Tombés pour association de bienfaiteurs, des jeunes des quartiers Nord de Marseille ont créé leur propre émission de radio dédiée au rap. Depuis peu, ils occupent cinq heures d’antenne toutes les semaines. Et bossent avec les minots des cités pour élargir leur champ des possibles. Rencontre.

Par Rémy Cattelain {JPEG}

« Les médias ne s’intéressent pas à la culture urbaine. Du coup, nous avons de nombreuses demandes d’artistes qui souhaitent présenter leur travail chez nous. Nous sommes parfois un peu dépassés par les événements », avance Samir, 27 ans, un des animateurs d’Envoyé radio. En 2010, ils sont une poignée de jeunes des quartiers Nord à créer l’association Impartial industrie et à prendre les ondes sur Radio Comores Marseille (RCM) [1]. « A l’époque, nous faisions de la musique, mais dehors, dans la rue. Nous nous sommes organisés pour avoir accès à des services, comme des salles de répétition, des studios d’enregistrement », explique Samir, qui a grandi au Plan d’Aou (15e). Une fois structurés, c’est par envie et opportunité qu’ils se sont frottés à la radiodiffusion afin de faire connaître ces «  œuvres artistiques issues de milieux défavorisés » dédaignées par ailleurs. « Nous avions deux heures d’antenne par semaine dédiées au hip-hop à Marseille », détaille Soilah, membre de l’association basée au Castellas (15e), d’où il est originaire.

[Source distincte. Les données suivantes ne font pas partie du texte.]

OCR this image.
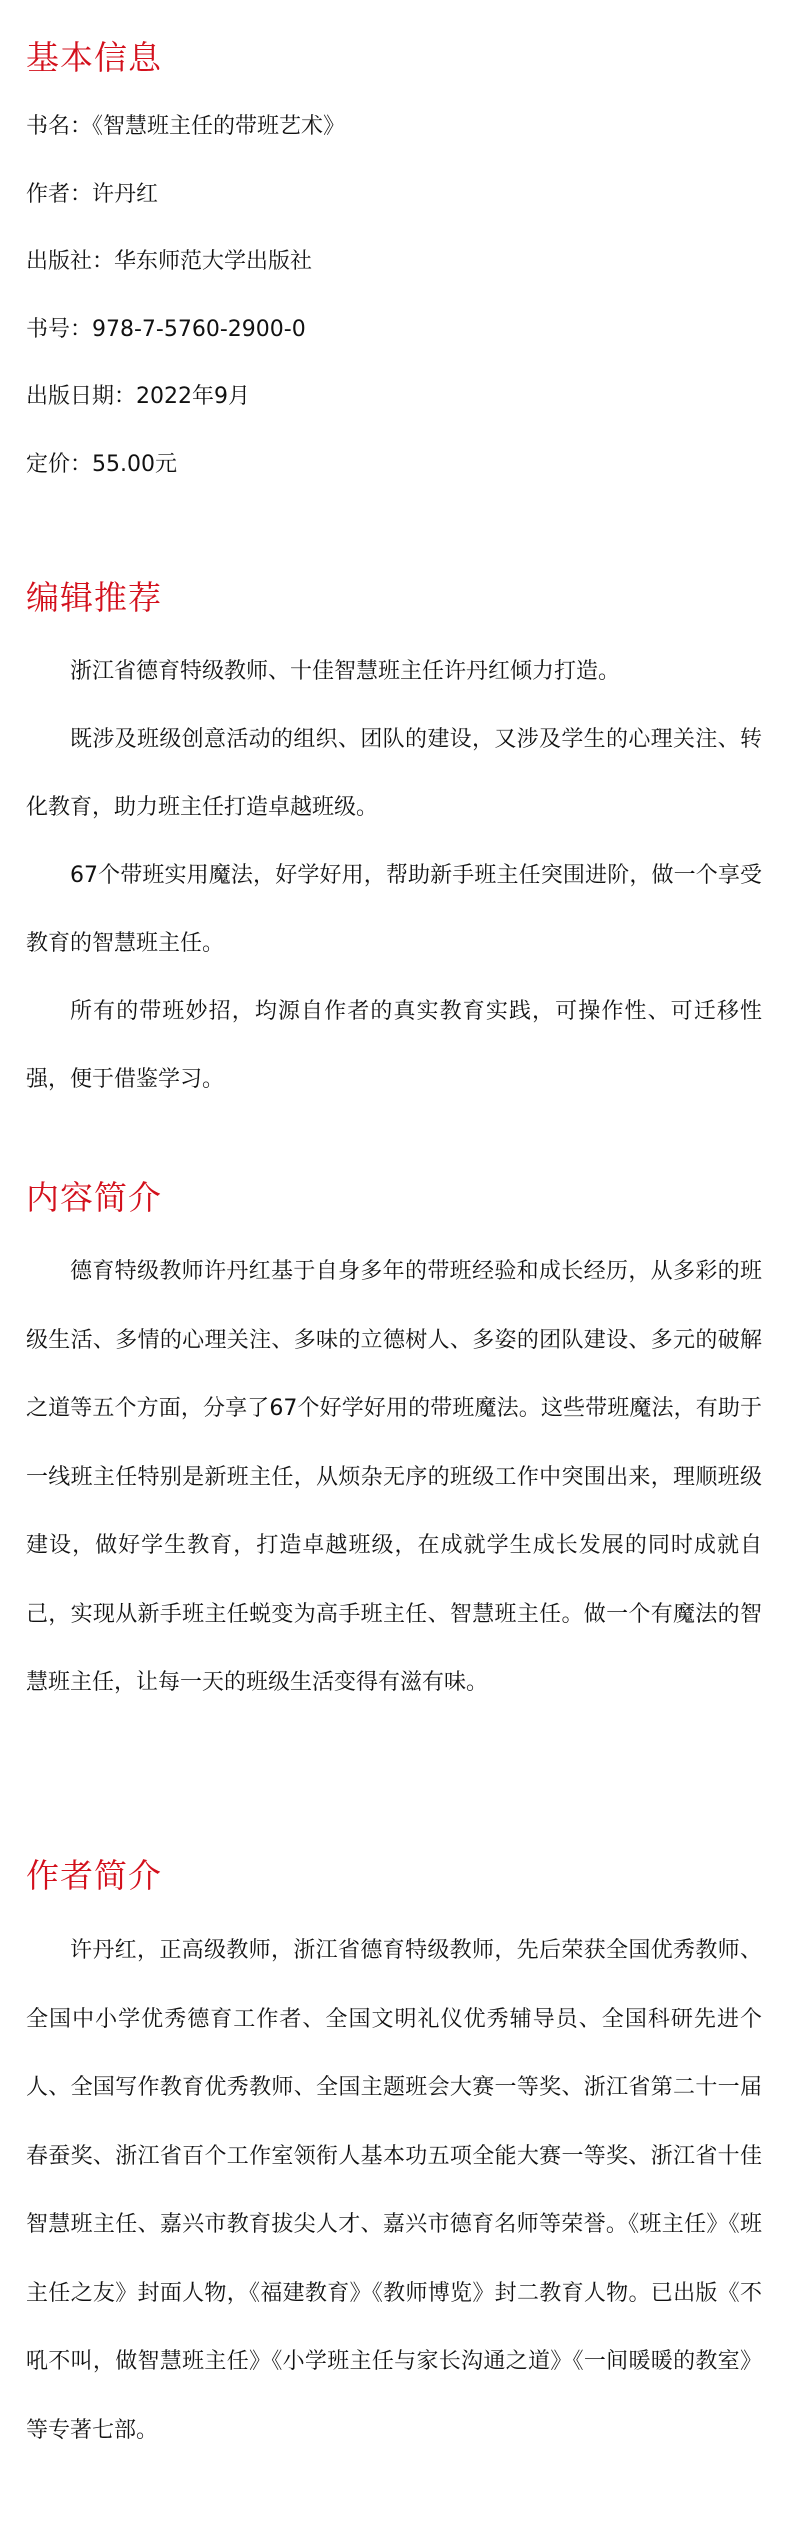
基本信息

书名：《智慧班主任的带班艺术》

作者：许丹红

出版社：华东师范大学出版社

书号：978-7-5760-2900-0

出版日期：2022年9月

定价：55.00元

编辑推荐

浙江省德育特级教师、十佳智慧班主任许丹红倾力打造。

既涉及班级创意活动的组织、团队的建设，又涉及学生的心理关注、转化教育，助力班主任打造卓越班级。

67个带班实用魔法，好学好用，帮助新手班主任突围进阶，做一个享受教育的智慧班主任。

所有的带班妙招，均源自作者的真实教育实践，可操作性、可迁移性强，便于借鉴学习。

内容简介

德育特级教师许丹红基于自身多年的带班经验和成长经历，从多彩的班级生活、多情的心理关注、多味的立德树人、多姿的团队建设、多元的破解之道等五个方面，分享了67个好学好用的带班魔法。这些带班魔法，有助于一线班主任特别是新班主任，从烦杂无序的班级工作中突围出来，理顺班级建设，做好学生教育，打造卓越班级，在成就学生成长发展的同时成就自己，实现从新手班主任蜕变为高手班主任、智慧班主任。做一个有魔法的智慧班主任，让每一天的班级生活变得有滋有味。

作者简介

许丹红，正高级教师，浙江省德育特级教师，先后荣获全国优秀教师、全国中小学优秀德育工作者、全国文明礼仪优秀辅导员、全国科研先进个人、全国写作教育优秀教师、全国主题班会大赛一等奖、浙江省第二十一届春蚕奖、浙江省百个工作室领衔人基本功五项全能大赛一等奖、浙江省十佳智慧班主任、嘉兴市教育拔尖人才、嘉兴市德育名师等荣誉。《班主任》《班主任之友》封面人物，《福建教育》《教师博览》封二教育人物。已出版《不吼不叫，做智慧班主任》《小学班主任与家长沟通之道》《一间暖暖的教室》等专著七部。
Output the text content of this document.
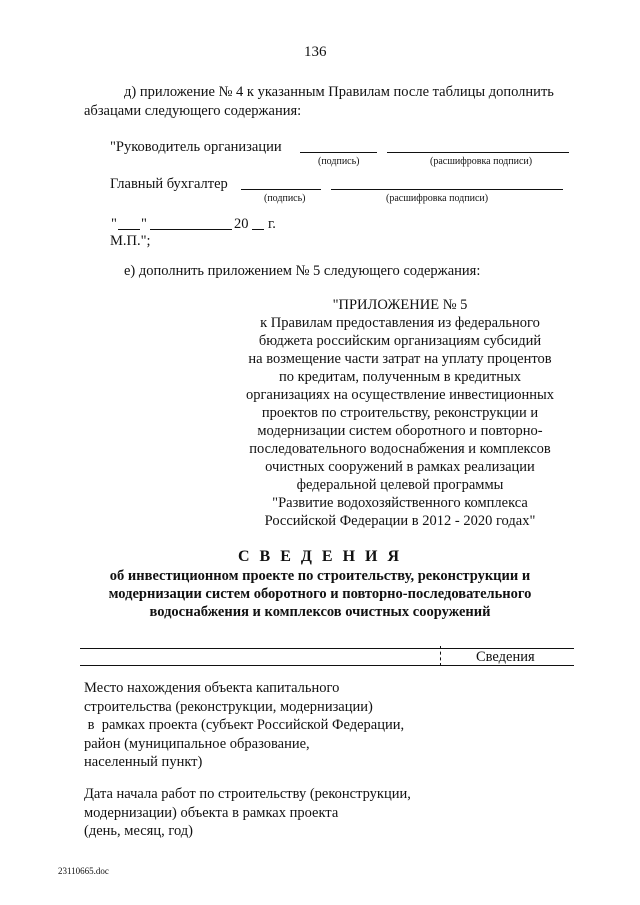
136
д) приложение № 4 к указанным Правилам после таблицы дополнить
абзацами следующего содержания:
"Руководитель организации
(подпись)	(расшифровка подписи)
Главный бухгалтер
(подпись)	(расшифровка подписи)
" "	20 г.
М.П.";
е) дополнить приложением № 5 следующего содержания:
"ПРИЛОЖЕНИЕ № 5
к Правилам предоставления из федерального
бюджета российским организациям субсидий
на возмещение части затрат на уплату процентов
по кредитам, полученным в кредитных
организациях на осуществление инвестиционных
проектов по строительству, реконструкции и
модернизации систем оборотного и повторно-
последовательного водоснабжения и комплексов
очистных сооружений в рамках реализации
федеральной целевой программы
"Развитие водохозяйственного комплекса
Российской Федерации в 2012 - 2020 годах"
С В Е Д Е Н И Я
об инвестиционном проекте по строительству, реконструкции и
модернизации систем оборотного и повторно-последовательного
водоснабжения и комплексов очистных сооружений
Сведения
Место нахождения объекта капитального
строительства (реконструкции, модернизации)
в  рамках проекта (субъект Российской Федерации,
район (муниципальное образование,
населенный пункт)
Дата начала работ по строительству (реконструкции,
модернизации) объекта в рамках проекта
(день, месяц, год)
23110665.doc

Mais ils ont à ce point apprivoisé le micro que le directeur de RCM leur a récemment confié l’intégralité de la plage horaire du dimanche soir : de 18 h à 20 h, ils animent L’Émission, où ça débat de l’actualité hip-hop ; le créneau 20 h-21 h est occupé par « le meilleur du son hip-hop US », puis cède la place au Mia Talk Chaud, « émission de divertissement où tous les sujets d’actus, délires, décalés sont abordés sans tabous avec la participation en direct des auditeurs » ; et, pour finir, le DJ Trackwork balance « le meilleur de ses mixs » jusqu’à 23 h.

Photo d'Arnau Bach. {JPEG}

Devenus animateurs radio, Samir, Soilah et les autres côtoient régulièrement des pointures du rap : Shurik’n d’IAM, Lino du groupe Arsenik ou encore Kery James qui jouait récemment au Moulin. Samir en rigole : « Il y a dix ans, on m’aurait dit que j’allais pouvoir les interviewer, discuter avec eux, je ne l’aurais pas cru ! Il faut dire que dans les quartiers, les médias, ça semble très loin, comme si c’était inaccessible pour nous. » Soilah, qui a un bac Pro de mécanique poids lourd et a fait deux ans de fac d’histoire, renchérit : « à l’école, on nous explique que l’on peut devenir boulanger ou mécanicien. Mais personne ne nous dit que des boulots comme ingé son, photographe, graphiste ou journaliste existent ! » Samir a fait des études de commerce, et bosse maintenant à la SNCF, mais affirme qu’il aurait sans nul doute suivi un parcours professionnel différent s’il avait découvert la radio plus tôt.

Voilà pourquoi les membres d’Impartial industrie font profiter de leur expérience les minots des quartiers. Faisant tourner à plein leur carnet d’adresses, ils leur présentent des artistes, les mettent en contact avec des studios d’enregistrement, leur donnent la possibilité de réaliser des courts-métrages… « Et nous participons aussi à des projets pédagogiques autour de la musique avec des centres sociaux, ainsi qu’à des ateliers d’écriture. Nous voulons montrer aux minots que l’éventail des possibilités est plus large qu’ils ne le pensent », complète Soilah.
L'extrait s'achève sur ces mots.